Enaniyetinin esaretinde olan bir insan, şeytana yakın olur, Rabbinden uzaklaşır. Bu kişinin Rabbine giden yolları kapanır. Allah (cc.) insandan daha şerefli, daha itibarlı, daha sevgili, daha üstün vasıflı bir varlık yaratmamıştır.
Hazreti Ali Efendimiz bu hakikati: “İnsan maddeten küçük bir mahluk olmakla beraber onda bütün alem gizlidir.” şeklinde ifade buyurmuştur. O halde insanı en iyi bilecek, insanın kendisidir. Mütefekkirlerimiz “Kendini bilen Rabb’ini bilir, Rabb’ini bilen kâinatın halifesi olur.” diye buyuruyorlar.
Kendi hakikatine arif olan bir kul; “BEN” veya “BENİM” dediklerini terk edip fail olan sensin ya Rabbi, mevsuf olan sensin ya Rabbi, mevcut olan sensin ya Rabbi derse ve yaşarsa işte o zaman sınırsızlığı yaşamış olur.
Kullukta aslolan, kendimizde ve alemde Hakk’ı gören ve hakikati birde bir yaşayan müminler olmaktır.
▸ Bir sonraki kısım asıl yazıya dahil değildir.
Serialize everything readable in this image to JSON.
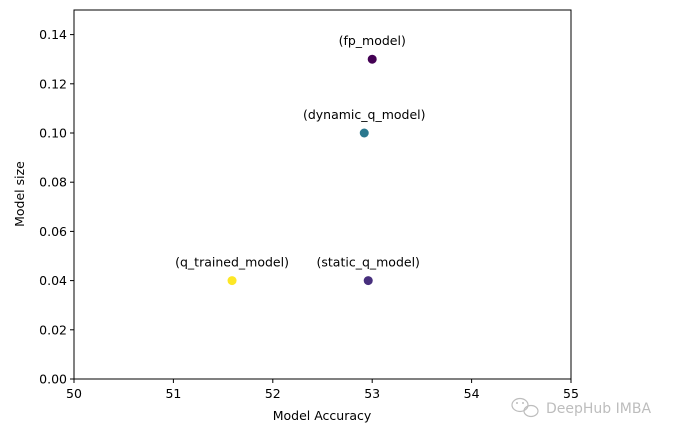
{
  "chart_data": {
    "type": "scatter",
    "title": "",
    "xlabel": "Model Accuracy",
    "ylabel": "Model size",
    "xlim": [
      50,
      55
    ],
    "ylim": [
      0,
      0.15
    ],
    "xticks": [
      50,
      51,
      52,
      53,
      54,
      55
    ],
    "yticks": [
      0.0,
      0.02,
      0.04,
      0.06,
      0.08,
      0.1,
      0.12,
      0.14
    ],
    "xtick_labels": [
      "50",
      "51",
      "52",
      "53",
      "54",
      "55"
    ],
    "ytick_labels": [
      "0.00",
      "0.02",
      "0.04",
      "0.06",
      "0.08",
      "0.10",
      "0.12",
      "0.14"
    ],
    "grid": false,
    "legend": "none",
    "points": [
      {
        "x": 53.0,
        "y": 0.13,
        "label": "(fp_model)",
        "color": "#440154"
      },
      {
        "x": 52.92,
        "y": 0.1,
        "label": "(dynamic_q_model)",
        "color": "#2a788e"
      },
      {
        "x": 52.96,
        "y": 0.04,
        "label": "(static_q_model)",
        "color": "#472f7d"
      },
      {
        "x": 51.59,
        "y": 0.04,
        "label": "(q_trained_model)",
        "color": "#fde725"
      }
    ]
  },
  "watermark": {
    "text": "DeepHub IMBA",
    "icon": "wechat-icon"
  }
}
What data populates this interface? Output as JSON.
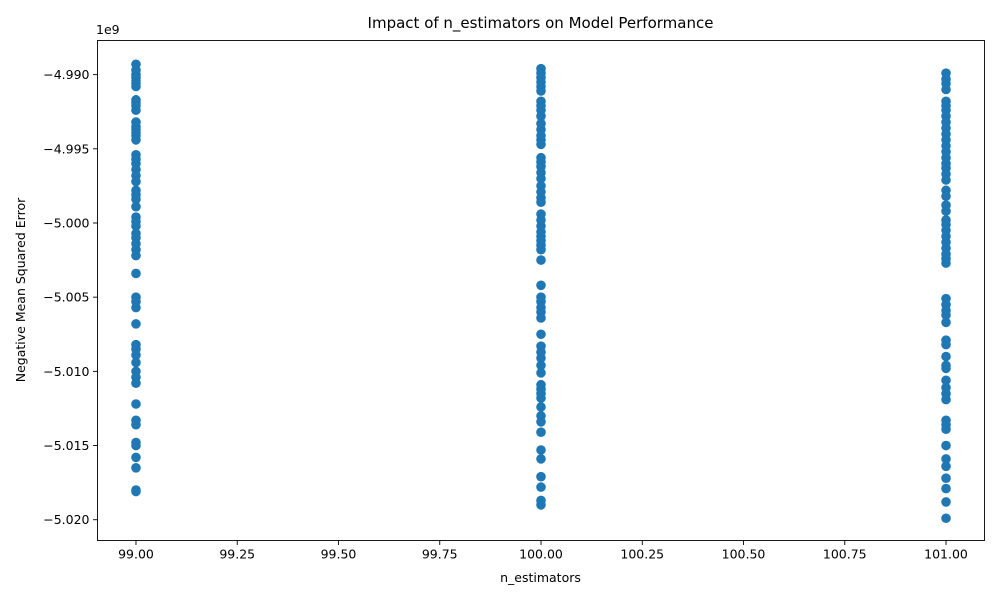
{
  "chart_data": {
    "type": "scatter",
    "title": "Impact of n_estimators on Model Performance",
    "xlabel": "n_estimators",
    "ylabel": "Negative Mean Squared Error",
    "offset_label": "1e9",
    "xlim": [
      98.905,
      101.095
    ],
    "ylim": [
      -5.0214,
      -4.9877
    ],
    "x_ticks": [
      99.0,
      99.25,
      99.5,
      99.75,
      100.0,
      100.25,
      100.5,
      100.75,
      101.0
    ],
    "x_tick_labels": [
      "99.00",
      "99.25",
      "99.50",
      "99.75",
      "100.00",
      "100.25",
      "100.50",
      "100.75",
      "101.00"
    ],
    "y_ticks": [
      -4.99,
      -4.995,
      -5.0,
      -5.005,
      -5.01,
      -5.015,
      -5.02
    ],
    "y_tick_labels": [
      "−4.990",
      "−4.995",
      "−5.000",
      "−5.005",
      "−5.010",
      "−5.015",
      "−5.020"
    ],
    "grid": false,
    "series": [
      {
        "color": "#1f77b4",
        "points": [
          {
            "x": 99,
            "y": -4.9893
          },
          {
            "x": 99,
            "y": -4.9897
          },
          {
            "x": 99,
            "y": -4.99
          },
          {
            "x": 99,
            "y": -4.9902
          },
          {
            "x": 99,
            "y": -4.9904
          },
          {
            "x": 99,
            "y": -4.9906
          },
          {
            "x": 99,
            "y": -4.9908
          },
          {
            "x": 99,
            "y": -4.9917
          },
          {
            "x": 99,
            "y": -4.9919
          },
          {
            "x": 99,
            "y": -4.9921
          },
          {
            "x": 99,
            "y": -4.9924
          },
          {
            "x": 99,
            "y": -4.9932
          },
          {
            "x": 99,
            "y": -4.9935
          },
          {
            "x": 99,
            "y": -4.9937
          },
          {
            "x": 99,
            "y": -4.9939
          },
          {
            "x": 99,
            "y": -4.9941
          },
          {
            "x": 99,
            "y": -4.9944
          },
          {
            "x": 99,
            "y": -4.9954
          },
          {
            "x": 99,
            "y": -4.9957
          },
          {
            "x": 99,
            "y": -4.996
          },
          {
            "x": 99,
            "y": -4.9964
          },
          {
            "x": 99,
            "y": -4.9968
          },
          {
            "x": 99,
            "y": -4.9972
          },
          {
            "x": 99,
            "y": -4.9978
          },
          {
            "x": 99,
            "y": -4.9981
          },
          {
            "x": 99,
            "y": -4.9984
          },
          {
            "x": 99,
            "y": -4.9989
          },
          {
            "x": 99,
            "y": -4.9996
          },
          {
            "x": 99,
            "y": -4.9999
          },
          {
            "x": 99,
            "y": -5.0002
          },
          {
            "x": 99,
            "y": -5.0007
          },
          {
            "x": 99,
            "y": -5.001
          },
          {
            "x": 99,
            "y": -5.0014
          },
          {
            "x": 99,
            "y": -5.0018
          },
          {
            "x": 99,
            "y": -5.0022
          },
          {
            "x": 99,
            "y": -5.0034
          },
          {
            "x": 99,
            "y": -5.005
          },
          {
            "x": 99,
            "y": -5.0053
          },
          {
            "x": 99,
            "y": -5.0057
          },
          {
            "x": 99,
            "y": -5.0068
          },
          {
            "x": 99,
            "y": -5.0082
          },
          {
            "x": 99,
            "y": -5.0085
          },
          {
            "x": 99,
            "y": -5.0089
          },
          {
            "x": 99,
            "y": -5.0094
          },
          {
            "x": 99,
            "y": -5.01
          },
          {
            "x": 99,
            "y": -5.0104
          },
          {
            "x": 99,
            "y": -5.0108
          },
          {
            "x": 99,
            "y": -5.0122
          },
          {
            "x": 99,
            "y": -5.0133
          },
          {
            "x": 99,
            "y": -5.0136
          },
          {
            "x": 99,
            "y": -5.0148
          },
          {
            "x": 99,
            "y": -5.015
          },
          {
            "x": 99,
            "y": -5.0158
          },
          {
            "x": 99,
            "y": -5.0165
          },
          {
            "x": 99,
            "y": -5.018
          },
          {
            "x": 99,
            "y": -5.0181
          },
          {
            "x": 100,
            "y": -4.9896
          },
          {
            "x": 100,
            "y": -4.9899
          },
          {
            "x": 100,
            "y": -4.9902
          },
          {
            "x": 100,
            "y": -4.9905
          },
          {
            "x": 100,
            "y": -4.9908
          },
          {
            "x": 100,
            "y": -4.9911
          },
          {
            "x": 100,
            "y": -4.9918
          },
          {
            "x": 100,
            "y": -4.9921
          },
          {
            "x": 100,
            "y": -4.9924
          },
          {
            "x": 100,
            "y": -4.9928
          },
          {
            "x": 100,
            "y": -4.9933
          },
          {
            "x": 100,
            "y": -4.9937
          },
          {
            "x": 100,
            "y": -4.9941
          },
          {
            "x": 100,
            "y": -4.9944
          },
          {
            "x": 100,
            "y": -4.9947
          },
          {
            "x": 100,
            "y": -4.9956
          },
          {
            "x": 100,
            "y": -4.9959
          },
          {
            "x": 100,
            "y": -4.9962
          },
          {
            "x": 100,
            "y": -4.9966
          },
          {
            "x": 100,
            "y": -4.997
          },
          {
            "x": 100,
            "y": -4.9975
          },
          {
            "x": 100,
            "y": -4.9979
          },
          {
            "x": 100,
            "y": -4.9983
          },
          {
            "x": 100,
            "y": -4.9986
          },
          {
            "x": 100,
            "y": -4.9994
          },
          {
            "x": 100,
            "y": -4.9998
          },
          {
            "x": 100,
            "y": -5.0002
          },
          {
            "x": 100,
            "y": -5.0006
          },
          {
            "x": 100,
            "y": -5.0009
          },
          {
            "x": 100,
            "y": -5.0012
          },
          {
            "x": 100,
            "y": -5.0015
          },
          {
            "x": 100,
            "y": -5.0018
          },
          {
            "x": 100,
            "y": -5.0025
          },
          {
            "x": 100,
            "y": -5.0042
          },
          {
            "x": 100,
            "y": -5.005
          },
          {
            "x": 100,
            "y": -5.0053
          },
          {
            "x": 100,
            "y": -5.0057
          },
          {
            "x": 100,
            "y": -5.006
          },
          {
            "x": 100,
            "y": -5.0064
          },
          {
            "x": 100,
            "y": -5.0075
          },
          {
            "x": 100,
            "y": -5.0083
          },
          {
            "x": 100,
            "y": -5.0087
          },
          {
            "x": 100,
            "y": -5.0091
          },
          {
            "x": 100,
            "y": -5.0096
          },
          {
            "x": 100,
            "y": -5.0101
          },
          {
            "x": 100,
            "y": -5.0109
          },
          {
            "x": 100,
            "y": -5.0112
          },
          {
            "x": 100,
            "y": -5.0115
          },
          {
            "x": 100,
            "y": -5.0118
          },
          {
            "x": 100,
            "y": -5.0124
          },
          {
            "x": 100,
            "y": -5.013
          },
          {
            "x": 100,
            "y": -5.0134
          },
          {
            "x": 100,
            "y": -5.0141
          },
          {
            "x": 100,
            "y": -5.0153
          },
          {
            "x": 100,
            "y": -5.0159
          },
          {
            "x": 100,
            "y": -5.0171
          },
          {
            "x": 100,
            "y": -5.0178
          },
          {
            "x": 100,
            "y": -5.0187
          },
          {
            "x": 100,
            "y": -5.019
          },
          {
            "x": 101,
            "y": -4.9899
          },
          {
            "x": 101,
            "y": -4.9903
          },
          {
            "x": 101,
            "y": -4.9906
          },
          {
            "x": 101,
            "y": -4.991
          },
          {
            "x": 101,
            "y": -4.9918
          },
          {
            "x": 101,
            "y": -4.9921
          },
          {
            "x": 101,
            "y": -4.9924
          },
          {
            "x": 101,
            "y": -4.9928
          },
          {
            "x": 101,
            "y": -4.9932
          },
          {
            "x": 101,
            "y": -4.9936
          },
          {
            "x": 101,
            "y": -4.994
          },
          {
            "x": 101,
            "y": -4.9944
          },
          {
            "x": 101,
            "y": -4.9948
          },
          {
            "x": 101,
            "y": -4.9952
          },
          {
            "x": 101,
            "y": -4.9956
          },
          {
            "x": 101,
            "y": -4.996
          },
          {
            "x": 101,
            "y": -4.9963
          },
          {
            "x": 101,
            "y": -4.9967
          },
          {
            "x": 101,
            "y": -4.9971
          },
          {
            "x": 101,
            "y": -4.9978
          },
          {
            "x": 101,
            "y": -4.9982
          },
          {
            "x": 101,
            "y": -4.9988
          },
          {
            "x": 101,
            "y": -4.9992
          },
          {
            "x": 101,
            "y": -4.9998
          },
          {
            "x": 101,
            "y": -5.0001
          },
          {
            "x": 101,
            "y": -5.0005
          },
          {
            "x": 101,
            "y": -5.0009
          },
          {
            "x": 101,
            "y": -5.0013
          },
          {
            "x": 101,
            "y": -5.0017
          },
          {
            "x": 101,
            "y": -5.0021
          },
          {
            "x": 101,
            "y": -5.0024
          },
          {
            "x": 101,
            "y": -5.0027
          },
          {
            "x": 101,
            "y": -5.0051
          },
          {
            "x": 101,
            "y": -5.0055
          },
          {
            "x": 101,
            "y": -5.0059
          },
          {
            "x": 101,
            "y": -5.0062
          },
          {
            "x": 101,
            "y": -5.0067
          },
          {
            "x": 101,
            "y": -5.0079
          },
          {
            "x": 101,
            "y": -5.0082
          },
          {
            "x": 101,
            "y": -5.009
          },
          {
            "x": 101,
            "y": -5.0096
          },
          {
            "x": 101,
            "y": -5.0098
          },
          {
            "x": 101,
            "y": -5.0106
          },
          {
            "x": 101,
            "y": -5.0111
          },
          {
            "x": 101,
            "y": -5.0115
          },
          {
            "x": 101,
            "y": -5.0119
          },
          {
            "x": 101,
            "y": -5.0133
          },
          {
            "x": 101,
            "y": -5.0136
          },
          {
            "x": 101,
            "y": -5.0139
          },
          {
            "x": 101,
            "y": -5.015
          },
          {
            "x": 101,
            "y": -5.0159
          },
          {
            "x": 101,
            "y": -5.0164
          },
          {
            "x": 101,
            "y": -5.0172
          },
          {
            "x": 101,
            "y": -5.0179
          },
          {
            "x": 101,
            "y": -5.0188
          },
          {
            "x": 101,
            "y": -5.0199
          }
        ]
      }
    ]
  }
}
Eğer yaşantımız bu hal üzere değilse, sadece “La İlahe İllallah” deriz fakat neyi inkâr ettiğimizin, neyi ikrar ettiğimizin farkında olmayız.
Sonuç olarak; bize bizden daha yakın olan Hakk’a ulaşamayacak kadar uzakta olduğunu zannederek, kendimizi Hak’tan uzaklaştırma gayretinde olmayalım. Bir ehli hakikat yolcusunun özellikle ikinci secdesi yani batıni secdesi Adem’e olmakla birlikte; kişinin kendine ve Rabb’ine arif olmasıdır. Hakikatine arif olan bir derviş, kendindeki failin Hak, mevsufun Hak ve mevcudun Hak olduğunu kabul ve ikrar etmelidir.
Cenab-ı Hak bizleri, kendini ve Rabb’ini hakkıyla tanıyan rızasına nail olan kullarından eylesin.
Rabbim cümlenizden razı ve hoşnut olsun.